Larges pantalons fluides, hauts lamés argent, les trois musiciennes du Trio Sora se sont installées dans l’élégante cage boisée de la MC2 de Grenoble. Une salle qu’elles connaissent bien pour y avoir enregistré leur dernier album consacré à l’intégrale des trios de Brahms qui vient de paraître chez La Dolce Volta, trois ans après le succès fracassant d’un premier coffret Beethoven. C’est cependant avec le Trio n°39 en sol majeur Hob. XV de Joseph Haydn que la pianiste Pauline Chenais, Fanny Fheodoroff au violon et Angèle Legasa au violoncelle ont décidé d’ouvrir leur concert ce 15 mai devant un public nombreux.
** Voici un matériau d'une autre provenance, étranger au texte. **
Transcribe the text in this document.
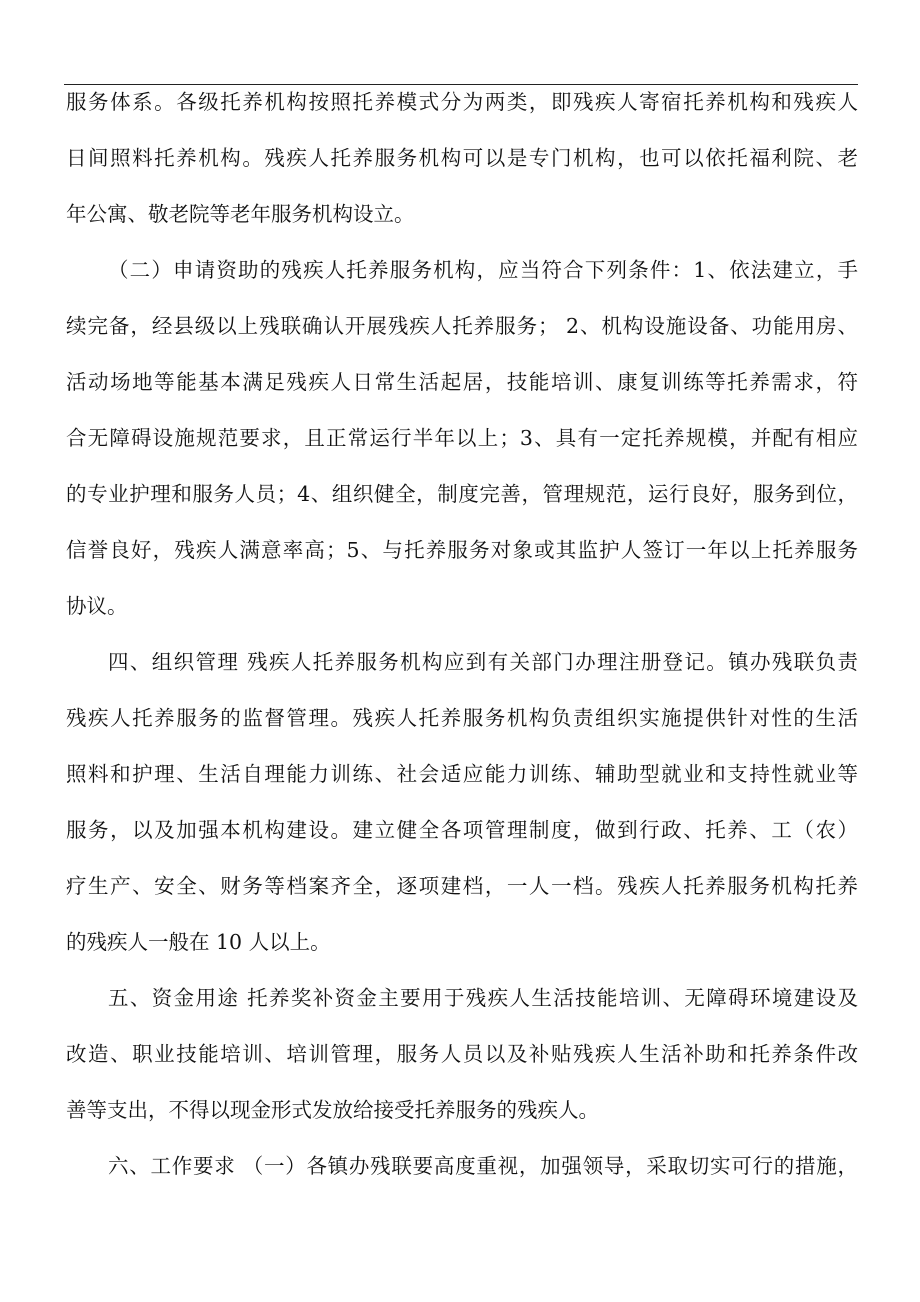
服务体系。各级托养机构按照托养模式分为两类，即残疾人寄宿托养机构和残疾人
日间照料托养机构。残疾人托养服务机构可以是专门机构，也可以依托福利院、老
年公寓、敬老院等老年服务机构设立。
（二）申请资助的残疾人托养服务机构，应当符合下列条件：1、依法建立，手
续完备，经县级以上残联确认开展残疾人托养服务； 2、机构设施设备、功能用房、
活动场地等能基本满足残疾人日常生活起居，技能培训、康复训练等托养需求，符
合无障碍设施规范要求，且正常运行半年以上；3、具有一定托养规模，并配有相应
的专业护理和服务人员；4、组织健全，制度完善，管理规范，运行良好，服务到位，
信誉良好，残疾人满意率高；5、与托养服务对象或其监护人签订一年以上托养服务
协议。
四、组织管理 残疾人托养服务机构应到有关部门办理注册登记。镇办残联负责
残疾人托养服务的监督管理。残疾人托养服务机构负责组织实施提供针对性的生活
照料和护理、生活自理能力训练、社会适应能力训练、辅助型就业和支持性就业等
服务，以及加强本机构建设。建立健全各项管理制度，做到行政、托养、工（农）
疗生产、安全、财务等档案齐全，逐项建档，一人一档。残疾人托养服务机构托养
的残疾人一般在 10 人以上。
五、资金用途 托养奖补资金主要用于残疾人生活技能培训、无障碍环境建设及
改造、职业技能培训、培训管理，服务人员以及补贴残疾人生活补助和托养条件改
善等支出，不得以现金形式发放给接受托养服务的残疾人。
六、工作要求 （一）各镇办残联要高度重视，加强领导，采取切实可行的措施，
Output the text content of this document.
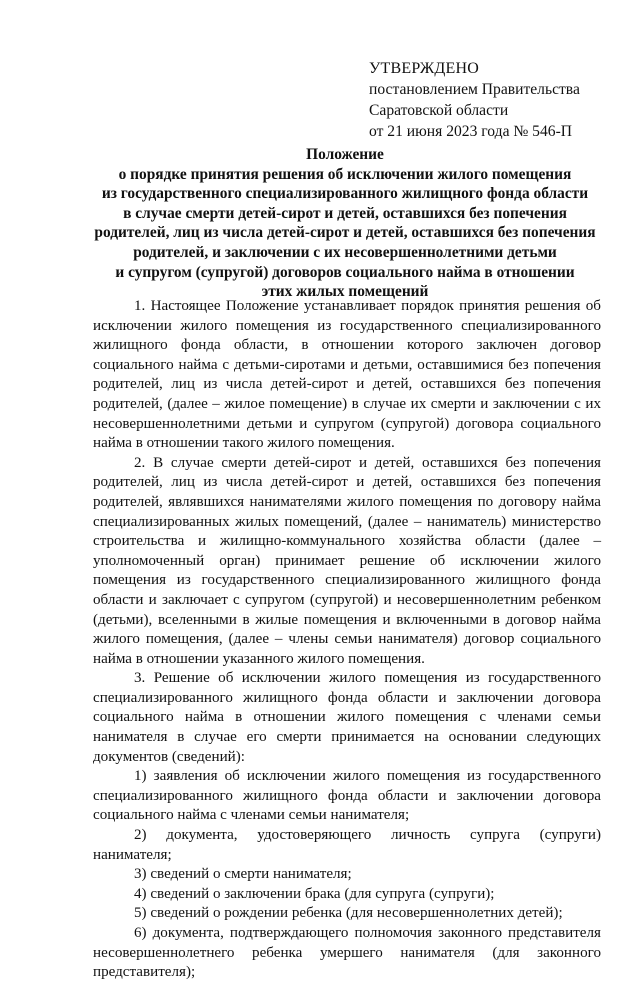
УТВЕРЖДЕНО
постановлением Правительства
Саратовской области
от 21 июня 2023 года № 546-П
Положение
о порядке принятия решения об исключении жилого помещения
из государственного специализированного жилищного фонда области
в случае смерти детей-сирот и детей, оставшихся без попечения
родителей, лиц из числа детей-сирот и детей, оставшихся без попечения
родителей, и заключении с их несовершеннолетними детьми
и супругом (супругой) договоров социального найма в отношении
этих жилых помещений

1. Настоящее Положение устанавливает порядок принятия решения об исключении жилого помещения из государственного специализированного жилищного фонда области, в отношении которого заключен договор социального найма с детьми-сиротами и детьми, оставшимися без попечения родителей, лиц из числа детей-сирот и детей, оставшихся без попечения родителей, (далее – жилое помещение) в случае их смерти и заключении с их несовершеннолетними детьми и супругом (супругой) договора социального найма в отношении такого жилого помещения.

2. В случае смерти детей-сирот и детей, оставшихся без попечения родителей, лиц из числа детей-сирот и детей, оставшихся без попечения родителей, являвшихся нанимателями жилого помещения по договору найма специализированных жилых помещений, (далее – наниматель) министерство строительства и жилищно-коммунального хозяйства области (далее – уполномоченный орган) принимает решение об исключении жилого помещения из государственного специализированного жилищного фонда области и заключает с супругом (супругой) и несовершеннолетним ребенком (детьми), вселенными в жилые помещения и включенными в договор найма жилого помещения, (далее – члены семьи нанимателя) договор социального найма в отношении указанного жилого помещения.

3. Решение об исключении жилого помещения из государственного специализированного жилищного фонда области и заключении договора социального найма в отношении жилого помещения с членами семьи нанимателя в случае его смерти принимается на основании следующих документов (сведений):

1) заявления об исключении жилого помещения из государственного специализированного жилищного фонда области и заключении договора социального найма с членами семьи нанимателя;

2) документа, удостоверяющего личность супруга (супруги) нанимателя;

3) сведений о смерти нанимателя;

4) сведений о заключении брака (для супруга (супруги);

5) сведений о рождении ребенка (для несовершеннолетних детей);

6) документа, подтверждающего полномочия законного представителя несовершеннолетнего ребенка умершего нанимателя (для законного представителя);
La musique de celui qui fut le professeur de Mozart et de Beethoven possède une fluidité mélodique, une souplesse rythmique et une clarté architecturale que les musiciennes animent avec un grand naturel, donnant à l’« Andante » son juste équilibre entre legato et rebond, au « Poco Adagio, cantabile » son content d’élégie et de velours, au « Rondo all’Ongarese », rapide et fougueux, ses jubilatoires envolées rhapsodiques. Brahms a révisé en 1891 pour les cordes du violoncelle le Trio op.40 initialement composé en 1865 pour cor naturel, violon et piano. Prise d’archet plus à la corde, toucher plus profond du clavier, les Sora ont changé de matrice sonore, adoptant le phrasé si caractéristique de l’expression brahmsienne, entre feu, nostalgie et passion.
Le piano de Pauline Chenais est passé maître du jeu, soutenant telle inflexion mélodique, telle rupture dynamique ou harmonique, impulsant un sens du récit, tandis que le violoncelle d’Angèle Legasa semble parfois vouloir se fondre dans le souvenir cuivré de quelque souffle embouché. Quelques imperfections dans l’homogénéité du trait ou l’équilibre sonore n’empêcheront pas les trois magiciennes de mener à bien leur combat. Du vif et crépitant « Scherzo » soudainement contredit par l’efflorescence centrale d’un épisode lyrique ensorceleur, au « Finale » explosif, en passant par la déploration dépouillée de l’« Adagio mesto » mené jusqu’aux bords du silence dans les graves arpégés du piano, le dialogue murmuré du violon raffiné de Fanny Fheodoroff.
Chevauchée nocturne
La seconde partie du concert plébiscite à nouveau Brahms – disque oblige, vendu et dédicacé à l’issue de la soirée. Véritable pilier du répertoire, le Trio n°1 en si bémol majeur op. 8 est un morceau de premier choix à l’inspiration foisonnante. Là encore, le clavier mouvant et si vivant de Pauline Chenais retient l’œil et l’oreille tandis que violon et violoncelle se conjuguent archet à archet, corde à corde. Fantasque et mystérieux, le fantastique « Scherzo », qui évoque une sorte de chevauchée nocturne. Les trois instrumentistes cravachent des visions peuplées de spectres et d’ombres, entre clair de lune tremblant et danse macabre dégingandée.